Recruiting from among the intellectuals, professionals, and unionized workers, the Tupamaros initially developed a Robin Hood image through a series of robberies, exposures of questionable financial transactions by the political elite, and the distribution of food in poor neighborhoods. But this image faded with a series of kidnappings and the assassination of U.S. AID public safety officer Daniel Mitrione. In response to a mass prison escape by more than 100 Tupamaros in 1969, the military was put in charge of antiguerrilla activity. In 1971 the Tupamaros kidnapped British ambassador Geoffrey Jackson and held him as a guarantee that the November 1971 elections would take place. The Tupamaros correctly believed that the leftist coalition known as the Frente Amplio (Broad Front) could not win these elections, but they suspended their activities until after the elections as a show of support.
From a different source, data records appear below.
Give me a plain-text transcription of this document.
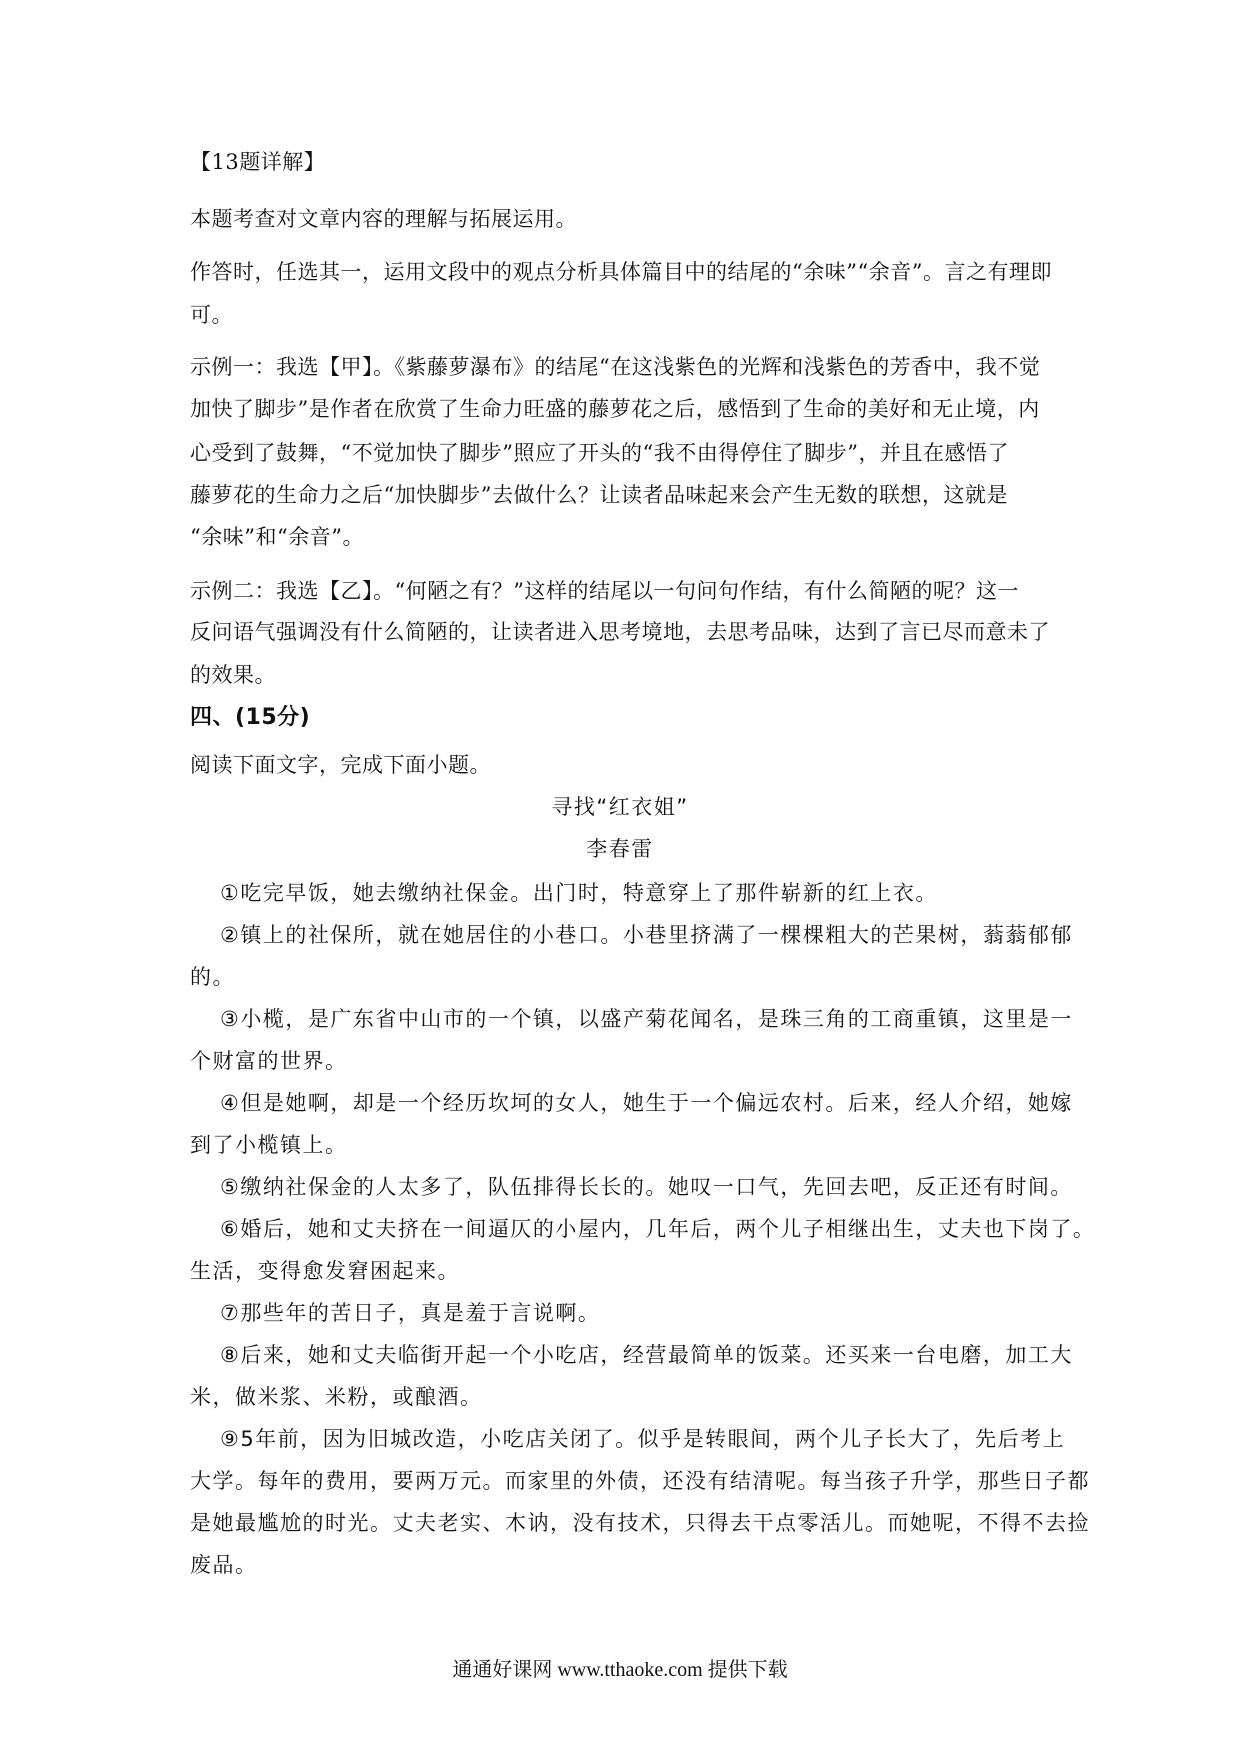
【13题详解】
本题考查对文章内容的理解与拓展运用。
作答时，任选其一，运用文段中的观点分析具体篇目中的结尾的“余味”“余音”。言之有理即
可。
示例一：我选【甲】。《紫藤萝瀑布》的结尾“在这浅紫色的光辉和浅紫色的芳香中，我不觉
加快了脚步”是作者在欣赏了生命力旺盛的藤萝花之后，感悟到了生命的美好和无止境，内
心受到了鼓舞，“不觉加快了脚步”照应了开头的“我不由得停住了脚步”，并且在感悟了
藤萝花的生命力之后“加快脚步”去做什么？让读者品味起来会产生无数的联想，这就是
“余味”和“余音”。
示例二：我选【乙】。“何陋之有？”这样的结尾以一句问句作结，有什么简陋的呢？这一
反问语气强调没有什么简陋的，让读者进入思考境地，去思考品味，达到了言已尽而意未了
的效果。
四、(15分)
阅读下面文字，完成下面小题。
寻找“红衣姐”
李春雷
①吃完早饭，她去缴纳社保金。出门时，特意穿上了那件崭新的红上衣。
②镇上的社保所，就在她居住的小巷口。小巷里挤满了一棵棵粗大的芒果树，蓊蓊郁郁
的。
③小榄，是广东省中山市的一个镇，以盛产菊花闻名，是珠三角的工商重镇，这里是一
个财富的世界。
④但是她啊，却是一个经历坎坷的女人，她生于一个偏远农村。后来，经人介绍，她嫁
到了小榄镇上。
⑤缴纳社保金的人太多了，队伍排得长长的。她叹一口气，先回去吧，反正还有时间。
⑥婚后，她和丈夫挤在一间逼仄的小屋内，几年后，两个儿子相继出生，丈夫也下岗了。
生活，变得愈发窘困起来。
⑦那些年的苦日子，真是羞于言说啊。
⑧后来，她和丈夫临街开起一个小吃店，经营最简单的饭菜。还买来一台电磨，加工大
米，做米浆、米粉，或酿酒。
⑨5年前，因为旧城改造，小吃店关闭了。似乎是转眼间，两个儿子长大了，先后考上
大学。每年的费用，要两万元。而家里的外债，还没有结清呢。每当孩子升学，那些日子都
是她最尴尬的时光。丈夫老实、木讷，没有技术，只得去干点零活儿。而她呢，不得不去捡
废品。
通通好课网 www.tthaoke.com 提供下载
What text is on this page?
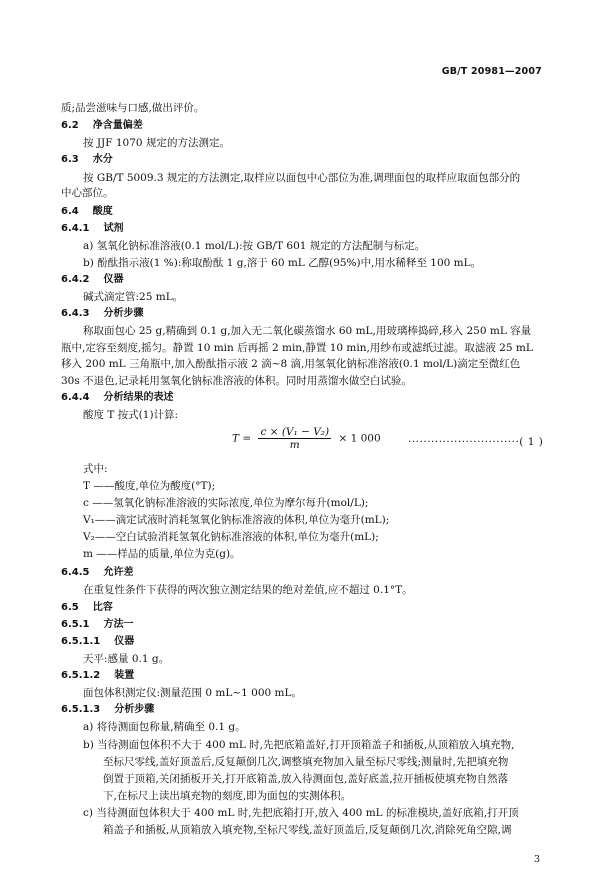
GB/T 20981—2007
质;品尝滋味与口感,做出评价。
6.2 净含量偏差
按 JJF 1070 规定的方法测定。
6.3 水分
按 GB/T 5009.3 规定的方法测定,取样应以面包中心部位为准,调理面包的取样应取面包部分的
中心部位。
6.4 酸度
6.4.1 试剂
a) 氢氧化钠标准溶液(0.1 mol/L):按 GB/T 601 规定的方法配制与标定。
b) 酚酞指示液(1 %):称取酚酞 1 g,溶于 60 mL 乙醇(95%)中,用水稀释至 100 mL。
6.4.2 仪器
碱式滴定管:25 mL。
6.4.3 分析步骤
称取面包心 25 g,精确到 0.1 g,加入无二氧化碳蒸馏水 60 mL,用玻璃棒捣碎,移入 250 mL 容量
瓶中,定容至刻度,摇匀。静置 10 min 后再摇 2 min,静置 10 min,用纱布或滤纸过滤。取滤液 25 mL
移入 200 mL 三角瓶中,加入酚酞指示液 2 滴~8 滴,用氢氧化钠标准溶液(0.1 mol/L)滴定至微红色
30s 不退色,记录耗用氢氧化钠标准溶液的体积。同时用蒸馏水做空白试验。
6.4.4 分析结果的表述
酸度 T 按式(1)计算:
$T = \frac{\text{c × (V₁ − V₂)}}{m} \times 1$ 000	·····························( 1 )
式中:
T ——酸度,单位为酸度(°T);
c ——氢氧化钠标准溶液的实际浓度,单位为摩尔每升(mol/L);
V₁——滴定试液时消耗氢氧化钠标准溶液的体积,单位为毫升(mL);
V₂——空白试验消耗氢氧化钠标准溶液的体积,单位为毫升(mL);
m ——样品的质量,单位为克(g)。
6.4.5 允许差
在重复性条件下获得的两次独立测定结果的绝对差值,应不超过 0.1°T。
6.5 比容
6.5.1 方法一
6.5.1.1 仪器
天平:感量 0.1 g。
6.5.1.2 装置
面包体积测定仪:测量范围 0 mL~1 000 mL。
6.5.1.3 分析步骤
a) 将待测面包称量,精确至 0.1 g。
b) 当待测面包体积不大于 400 mL 时,先把底箱盖好,打开顶箱盖子和插板,从顶箱放入填充物,
至标尺零线,盖好顶盖后,反复颠倒几次,调整填充物加入量至标尺零线;测量时,先把填充物
倒置于顶箱,关闭插板开关,打开底箱盖,放入待测面包,盖好底盖,拉开插板使填充物自然落
下,在标尺上读出填充物的刻度,即为面包的实测体积。
c) 当待测面包体积大于 400 mL 时,先把底箱打开,放入 400 mL 的标准模块,盖好底箱,打开顶
箱盖子和插板,从顶箱放入填充物,至标尺零线,盖好顶盖后,反复颠倒几次,消除死角空隙,调
3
On 14 April 1972 the Tupamaros ended their truce with a series of assassinations of police and military officials who they claimed were members of death squads. Some eleven people died that day, and the government received parliamentary approval for the declaration of a state of "internal war." The military was given a blank check and, aided by the defection of a top Tupamaro leader, Hector Amadio Pérez, and the massive use of torture, it destroyed the Tupamaros over the next several months.
Many in Uruguay blame the Tupamaros for the descent into military dictatorship in 1973. There is no question that the Tupamaros exacerbated social conflict and helped politicize the armed forces, but the dictatorship was installed after the Tupamaros were destroyed, and it remained in power almost twelve years.
With the resumption of civilian constitutional government in March 1985, all political prisoners, including the Tupamaro leader who had been held under inhumane conditions, were released. The Tupamaros then announced their intention to organize as a peaceful political party. They publish a newspaper and have a radio program, but have little influence in Uruguayan politics. On 29 March, 1988, Raúl Sendic made a public statement affirming that the group would officially become a political party. The Tupamaros formally allied with the Frente Amplio, agreeing to follow their political ideology. Sendic died in 1989, but in that same year the Tupamaros were admitted into the Frente Amplio, which in the first decade of the twenty-first century was known as the Movimiento de Participación Popular, or, popularly, as Espacio 609. This name is an allusion to the large number of diverse groups who participate in the Uruguayan electoral system. In 2004 the Espacio 609 became the most popular section within the Frente Amplio, winning the most votes.
See alsoSendic, Raúl; Uruguay, Political Parties: Broad Front.
BIBLIOGRAPHY
For an analysis of the Tupamaros' ideology and recruitment patterns, see Arturo C. Porzecanski, Uruguay's Tupamaros: The Urban Guerrilla (1973). For an analysis of the theoretical foundations of the movement, see Abraham Guillen, Philosophy of the Urban Guerrilla: The Revolutionary Writings of Abraham Guillen, edited by Donald C. Hodges (1973). For a useful set of interviews and documents, see Maria Esther Gilio, The Tupamaro Guerrillas (1972).
Additional Bibliography
Actas tupamaras: Una experiencia de guerilla urbana. Madrid: Editorial Revolución, 1982.
Guttiérez, Angel. Los Tupamaros en la década de los años sesenta. México: Extemporáneos, 1978.
Tagliaferro, Gerardo. Fernández Huidobro: De las armas a las urnas. Montevideo: Editorial Fin del Siglo, 2004.